Weekend Watch

‘Nappily Ever After’ Continues Netflix’s Comedy Hot Streak

WEEKEND WATCH is here for you. Every Friday we’re going to recommend the best of what’s new to rent on VOD or stream for free. It’s your weekend; allow us to make it better. Check out all of our Weekend Watch recommendations here.

What to Stream This Weekend

MOVIE: Nappily Ever After
DIRECTOR: Haifaa Al-Mansour
CAST: Sanaa Lathan, Ricky Whittle, Lynn Whitfield
AVAILABLE ON: Netflix

Perhaps the biggest success story for Netflix thus far in 2018 has been the resurgence of the romantic comedy under their banner. Finding unusual popular success with films like Set It Up and To All the Boys I’ve Loved Before has given Netflix’s original movies a foothold they haven’t had up until now. Haifaa Al-Mansour’s adaptation of Trisha R. Thomas’s novel Nappily Ever After continues the platform’s streak with rom-com success, though this one a bit less fizzy and a bit more substantial.

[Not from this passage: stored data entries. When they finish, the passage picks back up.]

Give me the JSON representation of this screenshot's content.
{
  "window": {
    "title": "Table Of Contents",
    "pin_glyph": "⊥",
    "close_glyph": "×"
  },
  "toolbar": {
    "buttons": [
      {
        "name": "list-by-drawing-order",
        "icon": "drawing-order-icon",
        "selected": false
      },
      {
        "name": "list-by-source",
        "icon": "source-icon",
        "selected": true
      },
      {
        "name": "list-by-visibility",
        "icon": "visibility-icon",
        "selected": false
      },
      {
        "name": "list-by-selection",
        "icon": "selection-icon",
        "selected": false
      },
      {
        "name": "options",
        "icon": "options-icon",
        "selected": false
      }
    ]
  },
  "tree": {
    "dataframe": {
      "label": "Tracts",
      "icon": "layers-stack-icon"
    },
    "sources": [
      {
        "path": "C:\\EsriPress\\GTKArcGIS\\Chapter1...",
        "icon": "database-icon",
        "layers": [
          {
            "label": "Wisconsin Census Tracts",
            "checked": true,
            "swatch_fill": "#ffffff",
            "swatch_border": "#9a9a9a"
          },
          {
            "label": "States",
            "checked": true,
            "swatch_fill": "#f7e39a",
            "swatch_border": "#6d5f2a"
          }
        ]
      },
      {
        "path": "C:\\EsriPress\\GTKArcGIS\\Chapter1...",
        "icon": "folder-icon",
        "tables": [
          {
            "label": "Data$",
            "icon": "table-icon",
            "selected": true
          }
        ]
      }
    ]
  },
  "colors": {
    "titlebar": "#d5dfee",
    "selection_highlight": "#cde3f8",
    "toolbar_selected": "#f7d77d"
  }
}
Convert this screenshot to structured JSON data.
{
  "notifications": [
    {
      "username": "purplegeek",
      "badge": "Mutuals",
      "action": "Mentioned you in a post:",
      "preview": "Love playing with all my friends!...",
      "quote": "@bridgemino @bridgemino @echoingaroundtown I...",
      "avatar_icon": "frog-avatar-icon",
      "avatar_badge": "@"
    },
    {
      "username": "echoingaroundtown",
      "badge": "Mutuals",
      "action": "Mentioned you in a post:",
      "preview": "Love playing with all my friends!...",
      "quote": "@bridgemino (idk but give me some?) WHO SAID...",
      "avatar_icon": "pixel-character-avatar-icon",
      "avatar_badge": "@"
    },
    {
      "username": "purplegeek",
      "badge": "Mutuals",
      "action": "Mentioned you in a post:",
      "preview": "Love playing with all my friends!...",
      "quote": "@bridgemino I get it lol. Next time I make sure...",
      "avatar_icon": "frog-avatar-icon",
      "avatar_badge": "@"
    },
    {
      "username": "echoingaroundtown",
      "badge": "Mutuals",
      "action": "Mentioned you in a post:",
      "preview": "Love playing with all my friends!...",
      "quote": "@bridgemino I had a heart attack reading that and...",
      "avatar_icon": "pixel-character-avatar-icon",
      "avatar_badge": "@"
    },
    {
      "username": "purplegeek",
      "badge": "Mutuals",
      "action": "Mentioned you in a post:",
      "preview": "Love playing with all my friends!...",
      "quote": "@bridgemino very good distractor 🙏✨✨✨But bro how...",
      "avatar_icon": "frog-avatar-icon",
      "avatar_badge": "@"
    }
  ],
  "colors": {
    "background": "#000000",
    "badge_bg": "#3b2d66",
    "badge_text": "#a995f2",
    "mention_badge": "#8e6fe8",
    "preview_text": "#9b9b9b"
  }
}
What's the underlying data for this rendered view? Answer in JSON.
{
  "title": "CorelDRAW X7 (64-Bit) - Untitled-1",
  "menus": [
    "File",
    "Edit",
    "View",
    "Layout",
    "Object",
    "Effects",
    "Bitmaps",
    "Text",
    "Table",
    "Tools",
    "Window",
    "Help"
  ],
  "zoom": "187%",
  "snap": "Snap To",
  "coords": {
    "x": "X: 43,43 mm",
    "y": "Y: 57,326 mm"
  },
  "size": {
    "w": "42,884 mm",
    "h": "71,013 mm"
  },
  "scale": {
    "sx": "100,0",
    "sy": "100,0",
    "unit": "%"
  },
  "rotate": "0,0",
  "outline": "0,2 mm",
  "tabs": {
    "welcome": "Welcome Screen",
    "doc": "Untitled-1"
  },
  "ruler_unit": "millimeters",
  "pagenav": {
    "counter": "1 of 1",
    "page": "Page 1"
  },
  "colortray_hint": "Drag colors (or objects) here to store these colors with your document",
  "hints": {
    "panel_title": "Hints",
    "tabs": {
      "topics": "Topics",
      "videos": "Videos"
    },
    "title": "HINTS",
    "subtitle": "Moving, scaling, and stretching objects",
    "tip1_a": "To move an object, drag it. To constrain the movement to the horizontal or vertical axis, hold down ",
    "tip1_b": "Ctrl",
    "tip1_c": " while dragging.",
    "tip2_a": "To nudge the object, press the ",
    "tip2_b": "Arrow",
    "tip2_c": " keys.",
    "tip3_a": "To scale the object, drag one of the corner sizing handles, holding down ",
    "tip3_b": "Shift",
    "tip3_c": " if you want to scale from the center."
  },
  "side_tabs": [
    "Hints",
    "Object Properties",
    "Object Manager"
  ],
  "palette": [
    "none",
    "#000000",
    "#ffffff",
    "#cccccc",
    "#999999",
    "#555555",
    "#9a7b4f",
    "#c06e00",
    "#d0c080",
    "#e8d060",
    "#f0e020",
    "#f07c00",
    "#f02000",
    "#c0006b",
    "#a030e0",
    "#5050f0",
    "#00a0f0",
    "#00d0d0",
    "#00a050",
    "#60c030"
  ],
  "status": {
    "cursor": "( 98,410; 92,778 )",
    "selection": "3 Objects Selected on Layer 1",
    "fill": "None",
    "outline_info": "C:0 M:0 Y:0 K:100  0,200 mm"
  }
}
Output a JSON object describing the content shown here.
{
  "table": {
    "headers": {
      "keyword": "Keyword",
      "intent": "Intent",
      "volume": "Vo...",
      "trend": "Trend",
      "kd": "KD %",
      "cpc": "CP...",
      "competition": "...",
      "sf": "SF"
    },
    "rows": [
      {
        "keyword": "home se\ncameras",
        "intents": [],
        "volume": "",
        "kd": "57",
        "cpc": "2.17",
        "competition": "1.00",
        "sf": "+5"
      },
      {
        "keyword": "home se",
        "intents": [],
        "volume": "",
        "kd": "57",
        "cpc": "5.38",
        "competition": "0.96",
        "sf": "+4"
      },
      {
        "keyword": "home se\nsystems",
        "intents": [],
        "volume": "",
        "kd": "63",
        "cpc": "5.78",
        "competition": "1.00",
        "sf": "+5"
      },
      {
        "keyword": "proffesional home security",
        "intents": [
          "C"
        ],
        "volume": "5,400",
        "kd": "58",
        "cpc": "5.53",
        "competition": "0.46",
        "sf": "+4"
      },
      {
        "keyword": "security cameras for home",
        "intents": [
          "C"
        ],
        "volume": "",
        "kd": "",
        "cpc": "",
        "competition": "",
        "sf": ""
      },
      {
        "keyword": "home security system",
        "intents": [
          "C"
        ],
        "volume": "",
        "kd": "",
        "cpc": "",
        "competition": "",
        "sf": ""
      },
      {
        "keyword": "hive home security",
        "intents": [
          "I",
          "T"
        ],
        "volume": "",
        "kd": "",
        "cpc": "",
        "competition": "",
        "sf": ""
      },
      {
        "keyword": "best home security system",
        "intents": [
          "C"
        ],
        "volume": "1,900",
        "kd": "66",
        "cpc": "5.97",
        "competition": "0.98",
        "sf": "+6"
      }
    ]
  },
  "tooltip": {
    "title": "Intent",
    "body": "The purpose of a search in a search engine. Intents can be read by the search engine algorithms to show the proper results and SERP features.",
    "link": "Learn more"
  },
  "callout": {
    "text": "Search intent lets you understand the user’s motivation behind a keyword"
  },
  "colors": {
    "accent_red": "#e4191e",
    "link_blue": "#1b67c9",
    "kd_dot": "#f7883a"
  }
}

Violet (Sanaa Lathan) is a successful woman, with the right job (advertising; it’s always in advertising) and the right man (Ricky Whittle, making the most of his hiatus between American Gods seasons) and the right house and a seemingly perfect life. Much of the reason she’s gotten this life has been the strict, image-focused upbringing by her mother (Lynn Whitfield, earning her Lifetime Achievement Award for playing strict, image-focused mothers), whose pet peeves included natural, nappy black-women’s hair. Violet was at the mercy of the hot comb, the straightener, the weave, and the wig since she was a child, and she’s feared the humidity, the rain, or god forbid pools ever since.

Just from the setup you have a strong sense of where the story is going to go — as is the case with most romantic comedies — especially when she encounters a salt-of-the-earth single father, Will (Lyriq Bent), who runs a hair salon and doesn’t burden his daughter with shame about her natural hair. But Nappily Ever After is as much about a black woman claiming her sense of self as it is about any him-or-him romantic considerations. We’ve seen movies and read columns about the cultural significance of black women’s hair, from Chris Rock’s Good Hair documentary to the way that Ava DuVernay threaded a telling piece of characterization into A Wrinkle in Time via her main character’s unruly hair. Nappily Ever After centers that cultural significance and has it double as Violet’s self-actualization. In the first half, she migrates from hair disaster to hair disaster, and the more she tries to damage control, the more frayed her nerves (and ends) get. By the time she’s had enough and shaves her poor, overworked hair completely off, Al-Mansour films it as nothing short of a ritual cleansing. Violet is shedding all her baggage and starting from a place of pure self.

If this all makes Nappily Ever After sound more like an OWN series on self-improvement and less like a frothy rom-com, that’s maybe a little right. But there’s lots of lightness and love her. Violet’s relationship with her mother, dark and stormy as it is, is leavened by a side story with her father (Ernie Hudson) who’s taken up a late-in-life career as an underwear model (just go with it, its worth it). And Violet’s burgeoning relationship with Will is only enhanced by her relationship with his daughter, Zoe (Daria Johns).

In the end, it’s Lathan’s show, and she carries it strongly, playing Violet’s self-doubt and perfectionism as a symptom, not the disease. It’s very easy to root for her. (And the final scenes of the film include the kind of everybody-be-happy rom-com ending we should get in more movies of this ilk.)